Moed tot zelfkritiek bij Thomas Mann

Recensie

Liefde zonder geloof
Hoe Thomas Mann afstand nam van Wagner

Margreet den Buurman, Thomas Mann en Wagner. Zoete omhelzing van het kwaad. Uitgeverij Aspekt 2013. 163 (met index). Prijs: 19,95 €

Nu we zien hoe artistieke helden van deze tijd, zoals Amy Winehouse ons ontvallen, wat bij het publiek heel heftige reacties oproept, valt het op dat die figuren zelden zo een controversiële positie innemen als Richard Wagner. Zelf heb ik altijd enig voorbehoud gehad bij Wagner, omdat ons dat werd ingelepeld nog voor we iets van Wagner echt gehoord hadden. Wel hoorden we op zondagmiddag na den eten wel eens stukken uit de Ring of uit die Meistersinger von Nurnberg, de Walkürerit ook natuurlijk, maar echt goed kenden we het niet. Via de media kwam er wel eens een of andere discussie aan de orde en het overlijden van Winifred Wagner in 1980 zorgde wel voor enige stennis in de krant, maar verder? Pas toen ik in de Opera te Antwerpen Parcifal had gezien en later ook nog eens Tristan und Isolde, begon ik er iets van te snappen. Vond ik Parcifal mooi? Heel moeilijk te zeggen, denk ik. Maar de lectuur van Karel van de Woestijne in zijn stukken voor de Nieuwe Rotterdamsche courant over de grote aandacht die Wagner toen kreeg, bracht me bij aspecten van de Wagnerverering die me vooral kon verbazen. Zeker ben ik het niet, maar ik dacht dat Jan Albert Goris, bekend als de schrijver Marnix Gijsen er in “Klaaglied om Agnes” en “De man van overmorgen” aan refereerden. Of men nog spreekt van Marnix Gijsen? Ach, ik heb zijn boeken graag gelezen, al dateren ze uit een andere tijd, zoals “Het boek van Joachim van Babylon” of “Telemachus in het dorp”, maar van dat laatste boek ben ik meer vergeten. Tijd voor een heruitgave?

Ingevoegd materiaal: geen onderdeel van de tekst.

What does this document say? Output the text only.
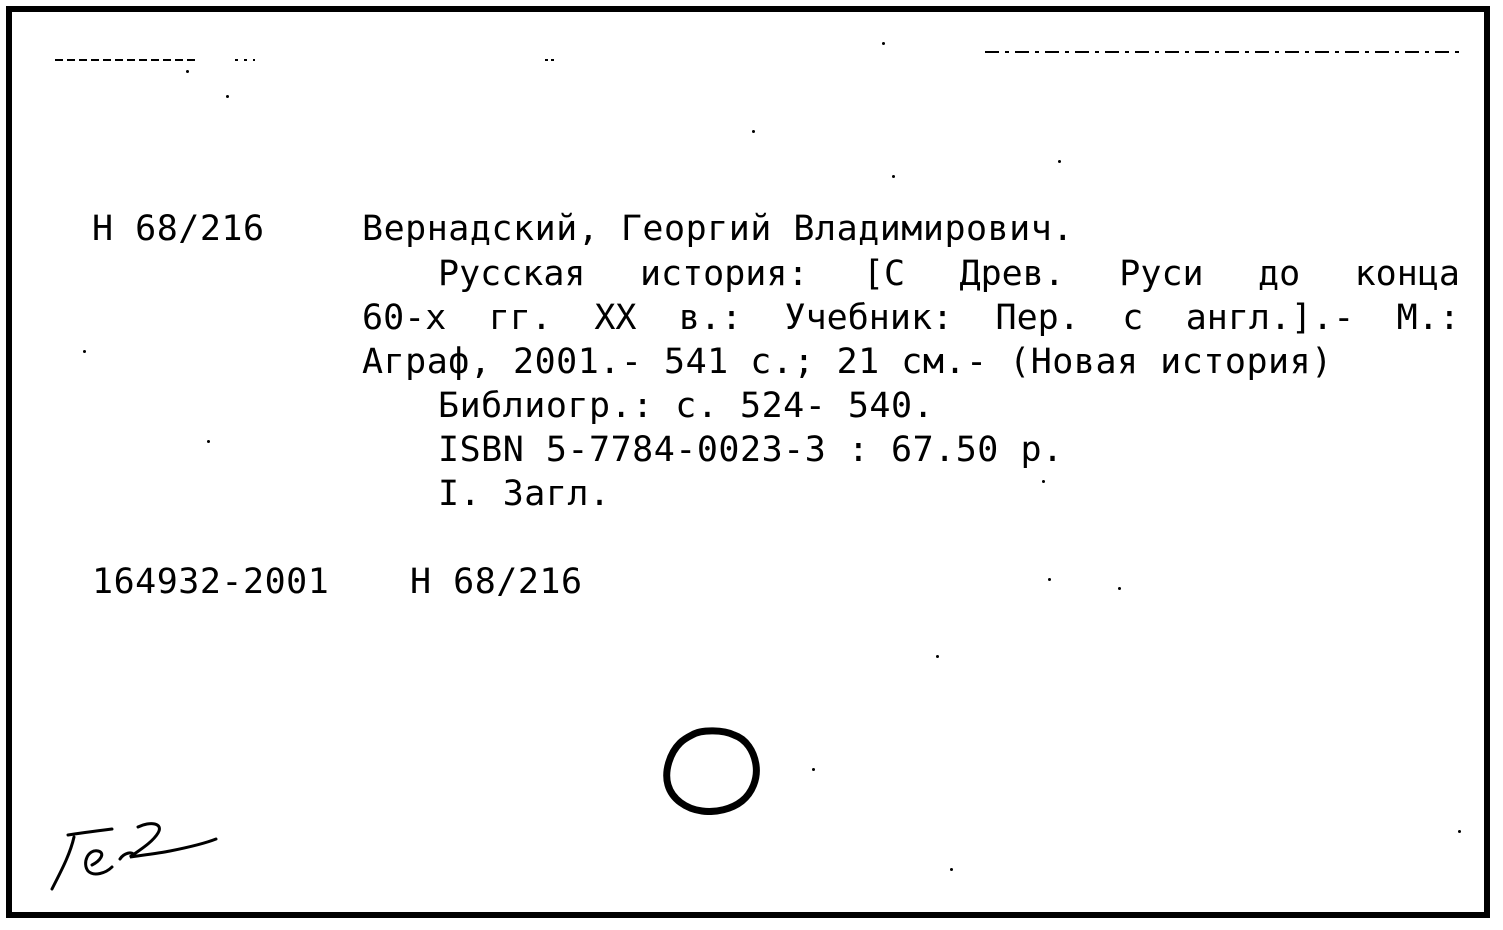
Н 68/216	Вернадский, Георгий Владимирович.
Русская история: [С Древ. Руси до конца
60-х гг. XX в.: Учебник: Пер. с англ.].- М.:
Аграф, 2001.- 541 с.; 21 см.- (Новая история)
Библиогр.: с. 524- 540.
ISBN 5-7784-0023-3 : 67.50 р.
I. Загл.
164932-2001 Н 68/216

Om kort te gaan, ook in Vlaanderen bestond en er bestaat een behoorlijk publiek voor het werk van Wagner, zijn er zelfs die de Hadj, sorry, de pelgrimage naar de groene heuvel hebben gemaakt. Ooit was ik er in de buurt en kon ik het niet laten de plaats van herinnering te bezoeken, maar (gelukkig) was de opera voor renovatiewerken gesloten. Gelukkig? Omdat ik denk niet geheel immuun te zijn voor de hele sfeer rond Wagner. Maar waarom zou dat zo erg zijn. Thomas Mann was op zijn 18de verjaardag, in 1899, helemaal onderste boven van Lohengrin, maar, zo lezen we in de studie van Margreet den Buurman, begon zijn verwerking en overdenken.  In 1909, 1911 begon hij, lang voor Wagner door de nazi’s geïncorporeerd werd, met steun van de Wagners zelf, vragen te stellen bij de inzichten van Wagner. Thomas Mann, aldus Margreet den Buurman, zou al vlug een onderscheid maken tussen de componist, lyricus Wagner en de man in de wereld.

Om een en ander duidelijk te maken verzorgt de auteur, Margreet den Buurman een overzicht van het leven en werken van Richard Wagner en diens nazaten, waarbij zij vooral zijn maatschappelijke handelen onder de loep neemt. Zijn essay uit 1850, “Das Judentum in der Musik” was een scherpe aanklacht tegen het succes van de Joodse musici en in  het algemeen de invloed van de Joodse cultuur op het Westen. Zelf heb ik de tekst niet gelezen, maar de weergalm ervan klonk door tot bij ons.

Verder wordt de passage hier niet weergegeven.